MATH-GA.2010-001 Numerical Methods I
This course is part of a two-course series meant to introduce graduate students in mathematics to the fundamentals of numerical mathematics (but any Ph.D. student seriously interested in applied mathematics should take it). It will be a demanding course covering a broad range of topics. There will be extensive homework assignments involving a mix of theory and computational experiments, and an in-class final. Topics covered in the class include floating-point arithmetic, solving large linear systems, eigenvalue problems, interpolation and quadrature (approximation theory), nonlinear systems of equations, linear and nonlinear least squares, nonlinear optimization, and Fourier transforms. This course will not cover differential equations, which form the core of the second part of this series, Numerical Methods II.

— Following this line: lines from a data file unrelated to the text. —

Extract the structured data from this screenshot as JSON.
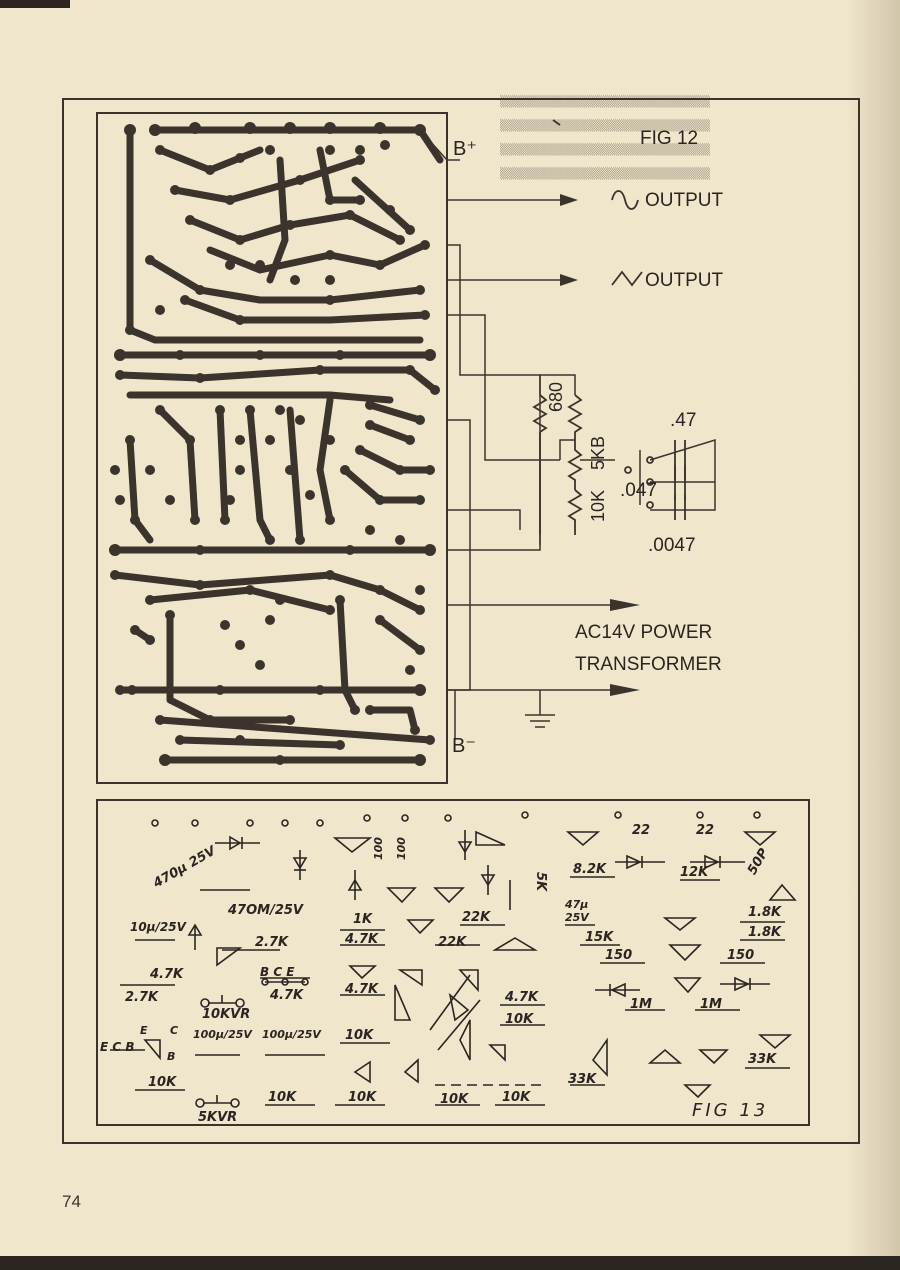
{
  "page_number": "74",
  "fig12": {
    "title": "FIG 12",
    "b_plus": "B⁺",
    "b_minus": "B⁻",
    "output_sine": "OUTPUT",
    "output_triangle": "OUTPUT",
    "power_line1": "AC14V POWER",
    "power_line2": "TRANSFORMER",
    "r_680": "680",
    "r_5kb": "5KB",
    "r_10k": "10K",
    "c_47": ".47",
    "c_047": ".047",
    "c_0047": ".0047"
  },
  "fig13": {
    "title": "FIG 13",
    "labels": [
      "470µ 25V",
      "47ΟΜ/25V",
      "10µ/25V",
      "2.7K",
      "4.7K",
      "2.7K",
      "B C E",
      "4.7K",
      "10KVR",
      "E C B",
      "E",
      "C",
      "B",
      "100µ/25V",
      "100µ/25V",
      "10K",
      "10K",
      "5KVR",
      "10K",
      "10K",
      "1K",
      "4.7K",
      "4.7K",
      "22K",
      "22K",
      "100",
      "100",
      "5K",
      "4.7K",
      "10K",
      "10K",
      "10K",
      "8.2K",
      "22",
      "22",
      "12K",
      "50P",
      "1.8K",
      "1.8K",
      "47µ 25V",
      "15K",
      "150",
      "150",
      "1M",
      "1M",
      "33K",
      "33K"
    ]
  }
}
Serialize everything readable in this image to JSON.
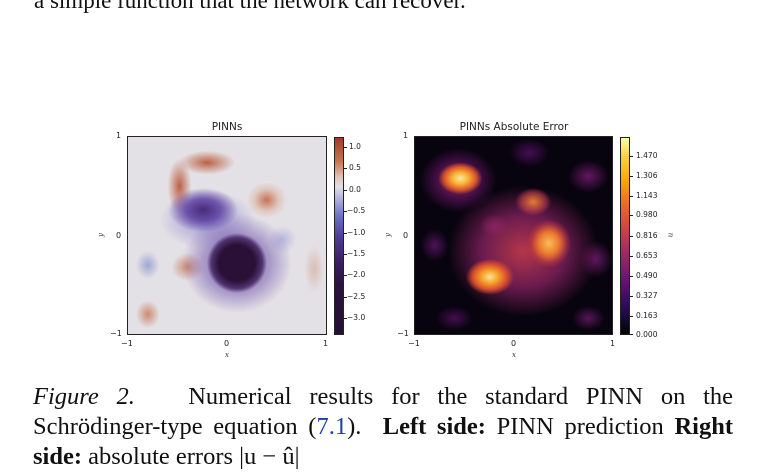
{
  "top_text": "a simple function that the network can recover.",
  "figure": {
    "left_panel": {
      "title": "PINNs",
      "colorbar_ticks": [
        "1.0",
        "0.5",
        "0.0",
        "−0.5",
        "−1.0",
        "−1.5",
        "−2.0",
        "−2.5",
        "−3.0"
      ],
      "colormap": "twilight-shifted",
      "colors": {
        "high": "#b5553a",
        "mid": "#e4e1e6",
        "low": "#2a1036"
      }
    },
    "right_panel": {
      "title": "PINNs Absolute Error",
      "colorbar_ticks": [
        "1.470",
        "1.306",
        "1.143",
        "0.980",
        "0.816",
        "0.653",
        "0.490",
        "0.327",
        "0.163",
        "0.000"
      ],
      "colorbar_label": "u",
      "colormap": "inferno"
    },
    "x_ticks": [
      "−1",
      "0",
      "1"
    ],
    "y_ticks": [
      "1",
      "0",
      "−1"
    ],
    "xlabel": "x",
    "ylabel": "y"
  },
  "caption": {
    "figure_label": "Figure 2.",
    "text_1": "Numerical results for the standard PINN on the Schrödinger-type equation (",
    "ref": "7.1",
    "text_2": ").",
    "bold_1": "Left side:",
    "text_3": "PINN prediction",
    "bold_2": "Right side:",
    "text_4": "absolute errors |u − û|"
  }
}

A good background in linear algebra, and some experience with writing computer programs (in MATLAB, Python or another language). MATLAB will be used as the main language for the course. Alternatively, you can also use Python for the homework assignments. You are encouraged but not required to learn and use a compiled language.
- Deuflhard, P. & Hohmann, A. (2003). Numerical Analysis in Modern Scientific Computing. Texts in Applied Mathematiks [Series, Bk. 43]. New York, NY: Springer-Verlag.
- Bau III, D., & Trefethen, L.N. (1997). Numerical Linear Algebra. Philadelphia, PA: Society for Industrial & Applied Mathematics.Quarteroni, A., Sacco, R., & Saleri, F. (2006). Numerical Mathematics (2nd ed.). Texts in Applied Mathematics [Series, Bk. 37]. New York, NY: Springer-Verlag.
- Gander, W., Gander, M.J., & Kwok, F. (2014). Scientific Computing – An Introduction Using Maple and MATLAB. Texts in Computation Science and Engineering [Series, Vol. 11]. New York, NY: Springer-Verlag.
- Moler, C. (2004). Numerical Computing with Matlab. SIAM. Available online.